A 2011 law allowed for three casinos and a slots parlor to be built in the Bay State. Two licenses have been awarded for casinos in Springfield and Everett and a slots parlor at a racetrack in Plainfield. All are expected to be operational in the next two years.
A third casino location, slated for the southeastern corner of the state, is expected to be announced over the summer.
The state's casino law survived a ballot box challenge in November from opponents who say casinos will bring crime and traffic, and seldom deliver on promised money for communities. Supporters say casinos will create good jobs and provide needed tax revenue.
Massachusetts will take 49 percent of gambling revenues from the slots parlor and 25 percent from the casinos in taxes when the projects open.
The Lottery -- which drummed up $974 million in profits in fiscal year 2014 -- is a vital source of funding for schools and local governments.
Last year, the anti-casino gambling group Repeal the Casino Deal released a study suggesting that Las Vegas-style gambling will cost the state's 351 communities more than $100 million a year in lost Lottery sales.
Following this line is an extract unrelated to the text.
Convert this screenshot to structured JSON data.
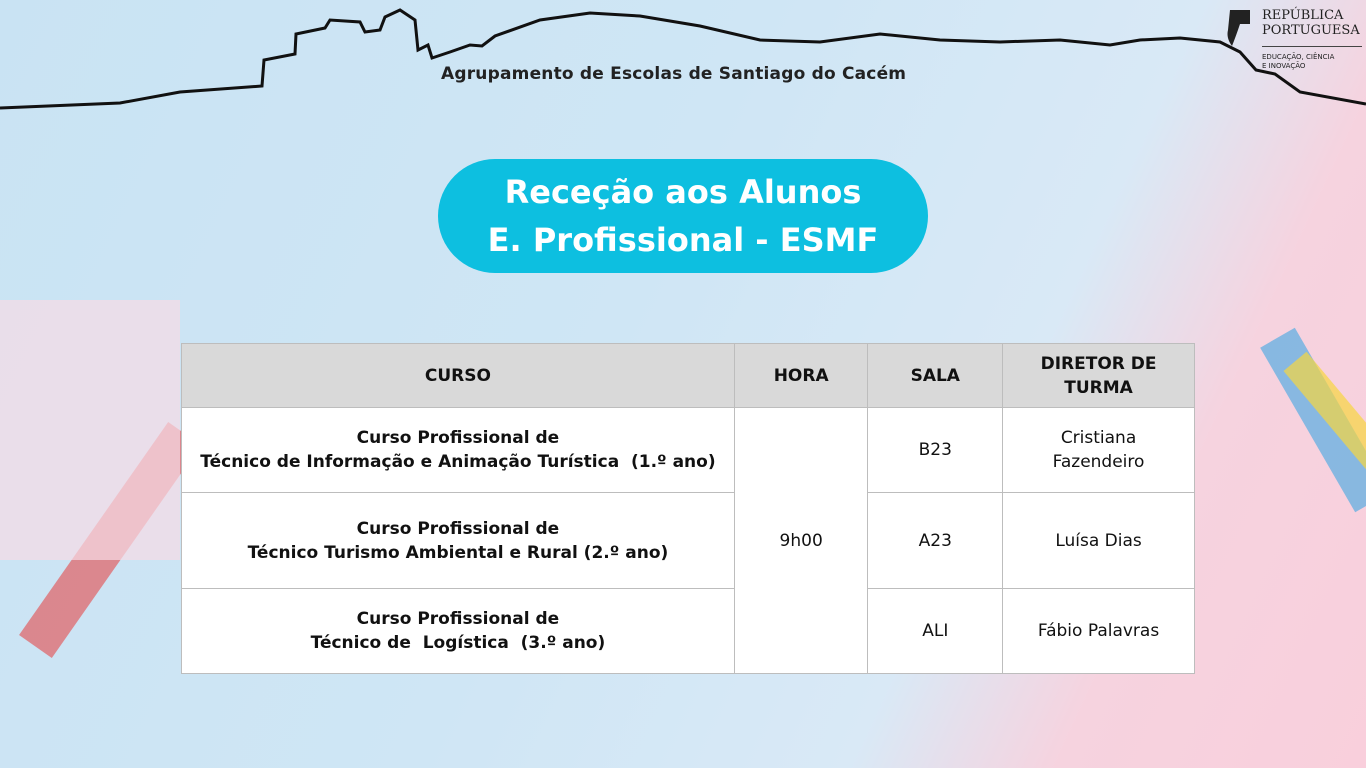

The study projected that the state's Lottery will take a 21.9 percent hit in the first year of operation for all four new casinos, offsetting the local share of state gaming taxes collected from the casinos.
North Shore and Merrimack Valley cities and towns could forfeit more than $10 million in local aid, according to the report.
Casino supporters argued that revenue from gambling will be a windfall for the state's communities.
Under the state's casino law, each operator must pay an $85 million licensing fee and 25 percent in taxes on annual revenue. A slots parlor will be required to pay a $25 million license fee and 49 percent in taxes.
In the long run, casino revenue could generate $300 to $400 million a year, according to the state Gaming Commission. That money would go toward education, municipalities and other budget items, officials say.
Sara Rayme, senior vice president of public affairs for the American Gaming Association, said casinos will mean millions of dollars for state coffers and suggested that the relationship with the Lottery wouldn't be adversarial.
“In states around the country, lottery sales have increased — and set new records — following the introduction of casino gaming. In Massachusetts, casinos will partner with the Lottery and serve as an effective sales outlet," she said.
Goldberg wouldn’t speculate on how big a hit the Lottery could take from the increased competition.
"Whatever it is, whether it’s one penny or $100 million, it's too much,” she said. “The Lottery is critical to every city and town in the state and we don’t want to give up any ground."